MicroRNA-16 exhibits inhibitory effects of glioblastoma. MicroRNA-16 and its downstream targets could be potential therapeutic targets for treatment of glioblastoma.

MicroRNA-16 exhibits inhibitory effects of glioblastoma. MicroRNA-16 and its downstream targets could be potential therapeutic targets for treatment of glioblastoma.

Diffuse large B cell lymphoma (DLBCL) is an aggressive B-cell malignancy with clinical and molecular heterogeneity whose genetics may have clinical implications for patient stratification and treatment. The circulating tumor DNA (ctDNA) is a novel noninvasive, real-time, and tumor-specific biomarker harboring tumor-derived genetic alterations that are identical to those of tumor cells, thus showing great promise in individualized medicine, including precise diagnosis, prediction of prognosis, response monitoring, and relapse detection for DLBCL.

In this study, we applied NGS analysis to tumor biopsies and ctDNA samples from 16 DLBCL subjects. Then, we compared the genomic alterations from 41 newly diagnosed patients and 56 relapsed/refractory (R/R) patients.
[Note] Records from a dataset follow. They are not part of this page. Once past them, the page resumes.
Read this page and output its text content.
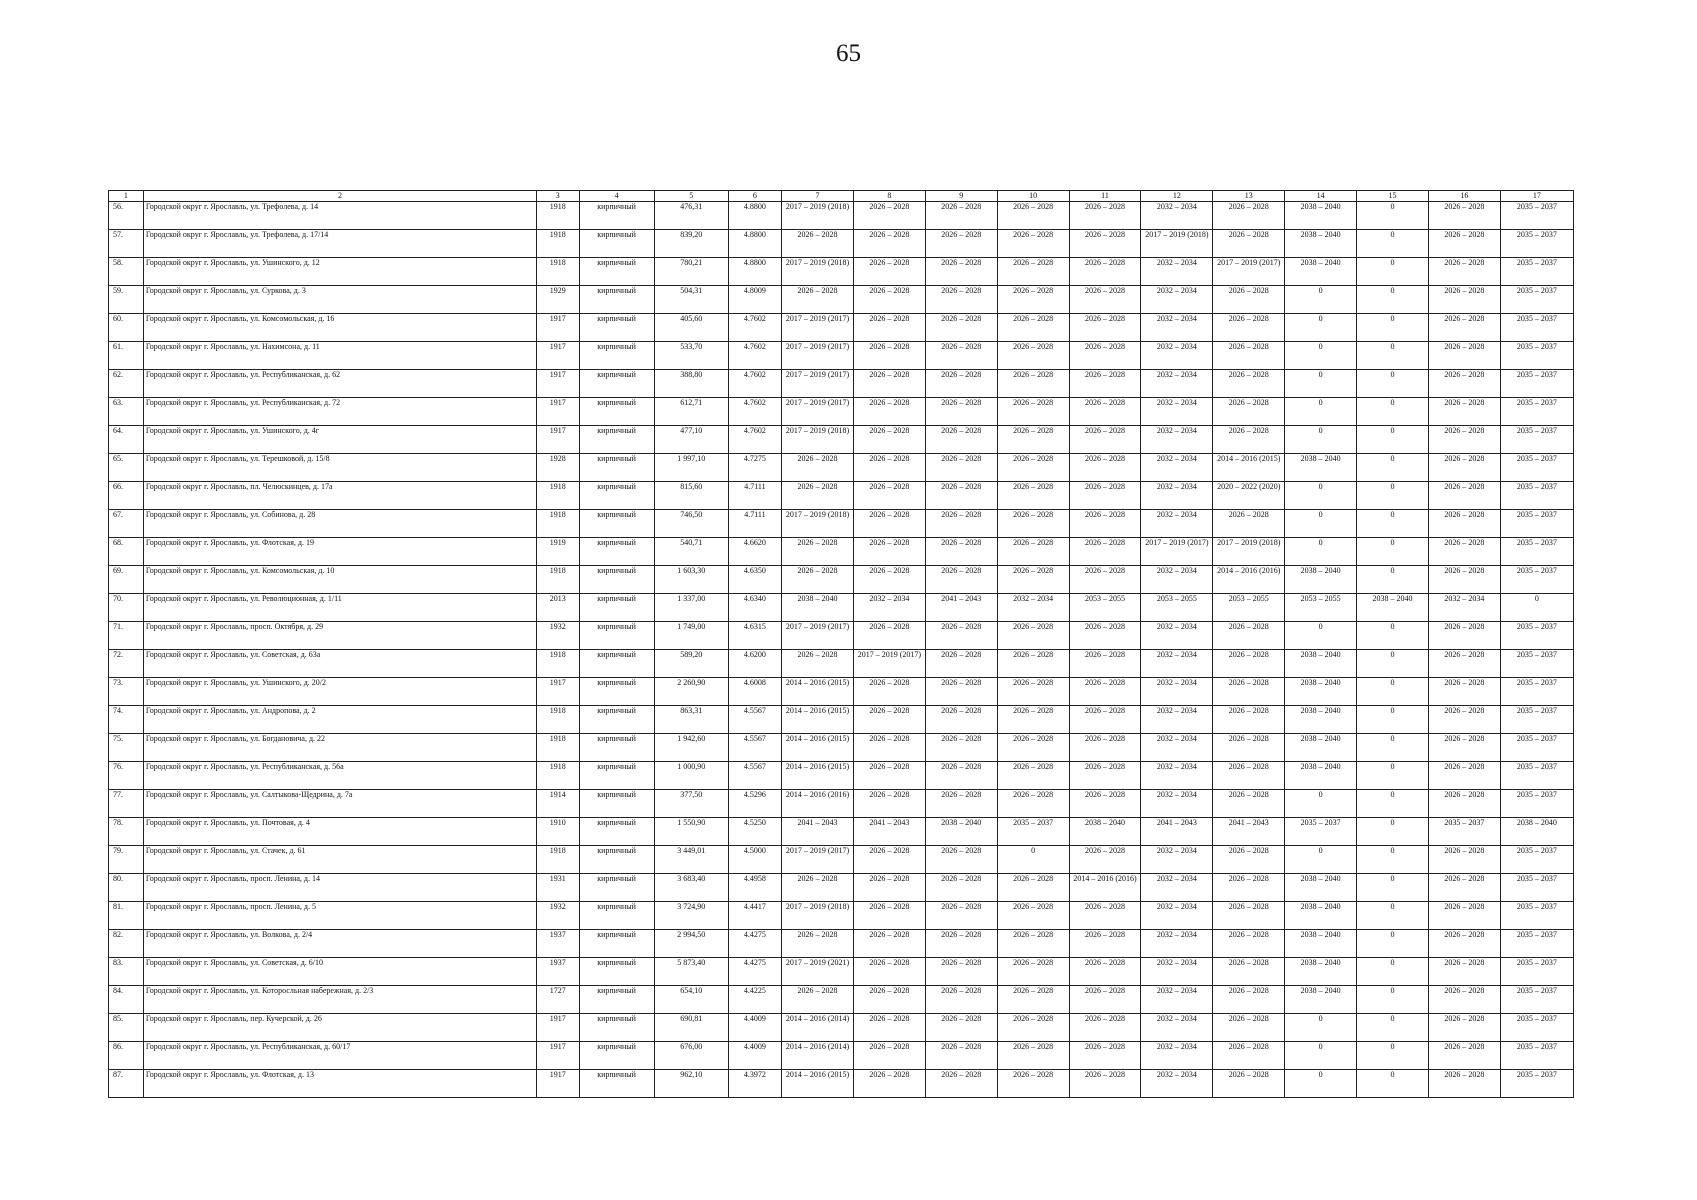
65
1	2	3	4	5	6	7	8	9	10	11	12	13	14	15	16	17
56.	Городской округ г. Ярославль, ул. Трефолева, д. 14	1918	кирпичный	476,31	4.8800	2017 – 2019 (2018)	2026 – 2028	2026 – 2028	2026 – 2028	2026 – 2028	2032 – 2034	2026 – 2028	2038 – 2040	0	2026 – 2028	2035 – 2037
57.	Городской округ г. Ярославль, ул. Трефолева, д. 17/14	1918	кирпичный	839,20	4.8800	2026 – 2028	2026 – 2028	2026 – 2028	2026 – 2028	2026 – 2028	2017 – 2019 (2018)	2026 – 2028	2038 – 2040	0	2026 – 2028	2035 – 2037
58.	Городской округ г. Ярославль, ул. Ушинского, д. 12	1918	кирпичный	780,21	4.8800	2017 – 2019 (2018)	2026 – 2028	2026 – 2028	2026 – 2028	2026 – 2028	2032 – 2034	2017 – 2019 (2017)	2038 – 2040	0	2026 – 2028	2035 – 2037
59.	Городской округ г. Ярославль, ул. Суркова, д. 3	1929	кирпичный	504,31	4.8009	2026 – 2028	2026 – 2028	2026 – 2028	2026 – 2028	2026 – 2028	2032 – 2034	2026 – 2028	0	0	2026 – 2028	2035 – 2037
60.	Городской округ г. Ярославль, ул. Комсомольская, д. 16	1917	кирпичный	405,60	4.7602	2017 – 2019 (2017)	2026 – 2028	2026 – 2028	2026 – 2028	2026 – 2028	2032 – 2034	2026 – 2028	0	0	2026 – 2028	2035 – 2037
61.	Городской округ г. Ярославль, ул. Нахимсона, д. 11	1917	кирпичный	533,70	4.7602	2017 – 2019 (2017)	2026 – 2028	2026 – 2028	2026 – 2028	2026 – 2028	2032 – 2034	2026 – 2028	0	0	2026 – 2028	2035 – 2037
62.	Городской округ г. Ярославль, ул. Республиканская, д. 62	1917	кирпичный	388,80	4.7602	2017 – 2019 (2017)	2026 – 2028	2026 – 2028	2026 – 2028	2026 – 2028	2032 – 2034	2026 – 2028	0	0	2026 – 2028	2035 – 2037
63.	Городской округ г. Ярославль, ул. Республиканская, д. 72	1917	кирпичный	612,71	4.7602	2017 – 2019 (2017)	2026 – 2028	2026 – 2028	2026 – 2028	2026 – 2028	2032 – 2034	2026 – 2028	0	0	2026 – 2028	2035 – 2037
64.	Городской округ г. Ярославль, ул. Ушинского, д. 4г	1917	кирпичный	477,10	4.7602	2017 – 2019 (2018)	2026 – 2028	2026 – 2028	2026 – 2028	2026 – 2028	2032 – 2034	2026 – 2028	0	0	2026 – 2028	2035 – 2037
65.	Городской округ г. Ярославль, ул. Терешковой, д. 15/8	1928	кирпичный	1 997,10	4.7275	2026 – 2028	2026 – 2028	2026 – 2028	2026 – 2028	2026 – 2028	2032 – 2034	2014 – 2016 (2015)	2038 – 2040	0	2026 – 2028	2035 – 2037
66.	Городской округ г. Ярославль, пл. Челюскинцев, д. 17а	1918	кирпичный	815,60	4.7111	2026 – 2028	2026 – 2028	2026 – 2028	2026 – 2028	2026 – 2028	2032 – 2034	2020 – 2022 (2020)	0	0	2026 – 2028	2035 – 2037
67.	Городской округ г. Ярославль, ул. Собинова, д. 28	1918	кирпичный	746,50	4.7111	2017 – 2019 (2018)	2026 – 2028	2026 – 2028	2026 – 2028	2026 – 2028	2032 – 2034	2026 – 2028	0	0	2026 – 2028	2035 – 2037
68.	Городской округ г. Ярославль, ул. Флотская, д. 19	1919	кирпичный	540,71	4.6620	2026 – 2028	2026 – 2028	2026 – 2028	2026 – 2028	2026 – 2028	2017 – 2019 (2017)	2017 – 2019 (2018)	0	0	2026 – 2028	2035 – 2037
69.	Городской округ г. Ярославль, ул. Комсомольская, д. 10	1918	кирпичный	1 603,30	4.6350	2026 – 2028	2026 – 2028	2026 – 2028	2026 – 2028	2026 – 2028	2032 – 2034	2014 – 2016 (2016)	2038 – 2040	0	2026 – 2028	2035 – 2037
70.	Городской округ г. Ярославль, ул. Революционная, д. 1/11	2013	кирпичный	1 337,00	4.6340	2038 – 2040	2032 – 2034	2041 – 2043	2032 – 2034	2053 – 2055	2053 – 2055	2053 – 2055	2053 – 2055	2038 – 2040	2032 – 2034	0
71.	Городской округ г. Ярославль, просп. Октября, д. 29	1932	кирпичный	1 749,00	4.6315	2017 – 2019 (2017)	2026 – 2028	2026 – 2028	2026 – 2028	2026 – 2028	2032 – 2034	2026 – 2028	0	0	2026 – 2028	2035 – 2037
72.	Городской округ г. Ярославль, ул. Советская, д. 63а	1918	кирпичный	589,20	4.6200	2026 – 2028	2017 – 2019 (2017)	2026 – 2028	2026 – 2028	2026 – 2028	2032 – 2034	2026 – 2028	2038 – 2040	0	2026 – 2028	2035 – 2037
73.	Городской округ г. Ярославль, ул. Ушинского, д. 20/2	1917	кирпичный	2 260,90	4.6008	2014 – 2016 (2015)	2026 – 2028	2026 – 2028	2026 – 2028	2026 – 2028	2032 – 2034	2026 – 2028	2038 – 2040	0	2026 – 2028	2035 – 2037
74.	Городской округ г. Ярославль, ул. Андропова, д. 2	1918	кирпичный	863,31	4.5567	2014 – 2016 (2015)	2026 – 2028	2026 – 2028	2026 – 2028	2026 – 2028	2032 – 2034	2026 – 2028	2038 – 2040	0	2026 – 2028	2035 – 2037
75.	Городской округ г. Ярославль, ул. Богдановича, д. 22	1918	кирпичный	1 942,60	4.5567	2014 – 2016 (2015)	2026 – 2028	2026 – 2028	2026 – 2028	2026 – 2028	2032 – 2034	2026 – 2028	2038 – 2040	0	2026 – 2028	2035 – 2037
76.	Городской округ г. Ярославль, ул. Республиканская, д. 56а	1918	кирпичный	1 000,90	4.5567	2014 – 2016 (2015)	2026 – 2028	2026 – 2028	2026 – 2028	2026 – 2028	2032 – 2034	2026 – 2028	2038 – 2040	0	2026 – 2028	2035 – 2037
77.	Городской округ г. Ярославль, ул. Салтыкова-Щедрина, д. 7а	1914	кирпичный	377,50	4.5296	2014 – 2016 (2016)	2026 – 2028	2026 – 2028	2026 – 2028	2026 – 2028	2032 – 2034	2026 – 2028	0	0	2026 – 2028	2035 – 2037
78.	Городской округ г. Ярославль, ул. Почтовая, д. 4	1910	кирпичный	1 550,90	4.5250	2041 – 2043	2041 – 2043	2038 – 2040	2035 – 2037	2038 – 2040	2041 – 2043	2041 – 2043	2035 – 2037	0	2035 – 2037	2038 – 2040
79.	Городской округ г. Ярославль, ул. Стачек, д. 61	1918	кирпичный	3 449,01	4.5000	2017 – 2019 (2017)	2026 – 2028	2026 – 2028	0	2026 – 2028	2032 – 2034	2026 – 2028	0	0	2026 – 2028	2035 – 2037
80.	Городской округ г. Ярославль, просп. Ленина, д. 14	1931	кирпичный	3 683,40	4.4958	2026 – 2028	2026 – 2028	2026 – 2028	2026 – 2028	2014 – 2016 (2016)	2032 – 2034	2026 – 2028	2038 – 2040	0	2026 – 2028	2035 – 2037
81.	Городской округ г. Ярославль, просп. Ленина, д. 5	1932	кирпичный	3 724,90	4.4417	2017 – 2019 (2018)	2026 – 2028	2026 – 2028	2026 – 2028	2026 – 2028	2032 – 2034	2026 – 2028	2038 – 2040	0	2026 – 2028	2035 – 2037
82.	Городской округ г. Ярославль, ул. Волкова, д. 2/4	1937	кирпичный	2 994,50	4.4275	2026 – 2028	2026 – 2028	2026 – 2028	2026 – 2028	2026 – 2028	2032 – 2034	2026 – 2028	2038 – 2040	0	2026 – 2028	2035 – 2037
83.	Городской округ г. Ярославль, ул. Советская, д. 6/10	1937	кирпичный	5 873,40	4.4275	2017 – 2019 (2021)	2026 – 2028	2026 – 2028	2026 – 2028	2026 – 2028	2032 – 2034	2026 – 2028	2038 – 2040	0	2026 – 2028	2035 – 2037
84.	Городской округ г. Ярославль, ул. Которосльная набережная, д. 2/3	1727	кирпичный	654,10	4.4225	2026 – 2028	2026 – 2028	2026 – 2028	2026 – 2028	2026 – 2028	2032 – 2034	2026 – 2028	2038 – 2040	0	2026 – 2028	2035 – 2037
85.	Городской округ г. Ярославль, пер. Кучерской, д. 26	1917	кирпичный	690,81	4.4009	2014 – 2016 (2014)	2026 – 2028	2026 – 2028	2026 – 2028	2026 – 2028	2032 – 2034	2026 – 2028	0	0	2026 – 2028	2035 – 2037
86.	Городской округ г. Ярославль, ул. Республиканская, д. 60/17	1917	кирпичный	676,00	4.4009	2014 – 2016 (2014)	2026 – 2028	2026 – 2028	2026 – 2028	2026 – 2028	2032 – 2034	2026 – 2028	0	0	2026 – 2028	2035 – 2037
87.	Городской округ г. Ярославль, ул. Флотская, д. 13	1917	кирпичный	962,10	4.3972	2014 – 2016 (2015)	2026 – 2028	2026 – 2028	2026 – 2028	2026 – 2028	2032 – 2034	2026 – 2028	0	0	2026 – 2028	2035 – 2037
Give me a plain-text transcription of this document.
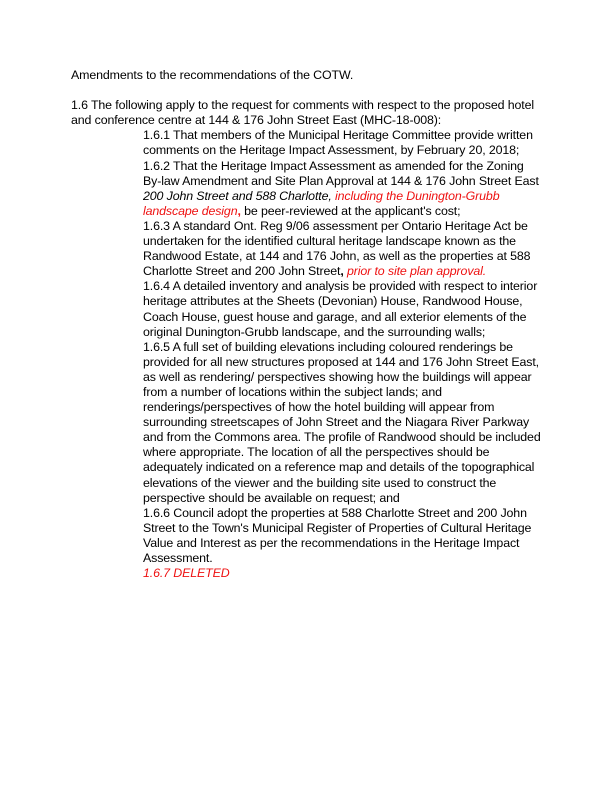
Amendments to the recommendations of the COTW.

1.6 The following apply to the request for comments with respect to the proposed hotel and conference centre at 144 & 176 John Street East (MHC-18-008):

1.6.1 That members of the Municipal Heritage Committee provide written comments on the Heritage Impact Assessment, by February 20, 2018;

1.6.2 That the Heritage Impact Assessment as amended for the Zoning By-law Amendment and Site Plan Approval at 144 & 176 John Street East 200 John Street and 588 Charlotte, including the Dunington-Grubb landscape design, be peer-reviewed at the applicant's cost;

1.6.3 A standard Ont. Reg 9/06 assessment per Ontario Heritage Act be undertaken for the identified cultural heritage landscape known as the Randwood Estate, at 144 and 176 John, as well as the properties at 588 Charlotte Street and 200 John Street, prior to site plan approval.

1.6.4 A detailed inventory and analysis be provided with respect to interior heritage attributes at the Sheets (Devonian) House, Randwood House, Coach House, guest house and garage, and all exterior elements of the original Dunington-Grubb landscape, and the surrounding walls;

1.6.5 A full set of building elevations including coloured renderings be provided for all new structures proposed at 144 and 176 John Street East, as well as rendering/ perspectives showing how the buildings will appear from a number of locations within the subject lands; and renderings/perspectives of how the hotel building will appear from surrounding streetscapes of John Street and the Niagara River Parkway and from the Commons area. The profile of Randwood should be included where appropriate. The location of all the perspectives should be adequately indicated on a reference map and details of the topographical elevations of the viewer and the building site used to construct the perspective should be available on request; and

1.6.6 Council adopt the properties at 588 Charlotte Street and 200 John Street to the Town's Municipal Register of Properties of Cultural Heritage Value and Interest as per the recommendations in the Heritage Impact Assessment.

1.6.7 DELETED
Our results show that ctDNA can function as a liquid biopsy for tracking recurrently mutated genes in DLBCL (sensitivity 87.50%). The mutational profiles of newly diagnosed and R/R DLBCL groups largely overlapped, but the frequencies of some gene mutations differ between the two cohorts. The distribution of mutations also revealed different frequencies in the two cohorts due to different signaling pathways. Genes from apoptosis pathway, immune response and BCR pathway suffered more mutations in R/R patients.

Overall, this study establishes ctDNA as an easily accessible source of tumor DNA for DLBCL genotyping and provides a deeper understanding of the somatic alteration spectrum for both newly diagnosed and R/R DLBCL patients.

Overall, this study establishes ctDNA as an easily accessible source of tumor DNA for DLBCL genotyping and provides a deeper understanding of the somatic alteration spectrum for both newly diagnosed and R/R DLBCL patients.

Gastric cancer (GC) accounts for high mortality. RNA methylation has recently gained interest as markers in specific tumors. This study aimed to uncover the function of the roles of 25 RNA methylation regulators in GC.

RNA sequence and clinical data were downloaded from The Cancer Genome Atlas (TCGA) database. "STRING" and R were performed to analyze the correlation among the methylase. Selleckchem Phosphoramidon COX and LASSO were performed to screen for prognostic associated RNA methylation regulators. A prognostic model was established based on the expression of methylase. RT-PCR and immunohistochemistry detected the expression of methylase in GC cells and tissue. Kaplan-Meier curve and Cox analysis were applied to evaluate the effectiveness of the model.

The prediction model was established based on the expression of m6A RNA methylation regulators FTO (fat mass and obesity-associated) and RBM15 (RNA binding motif protein 15). Based on the model, GC patients were divided into "high risk" and "low risk" groups to compare the differences in survival. The model was re-evaluated with the clinical data of our center.

The two-methylase combination model was an independent prognostic factor of GC.

The two-methylase combination model was an independent prognostic factor of GC.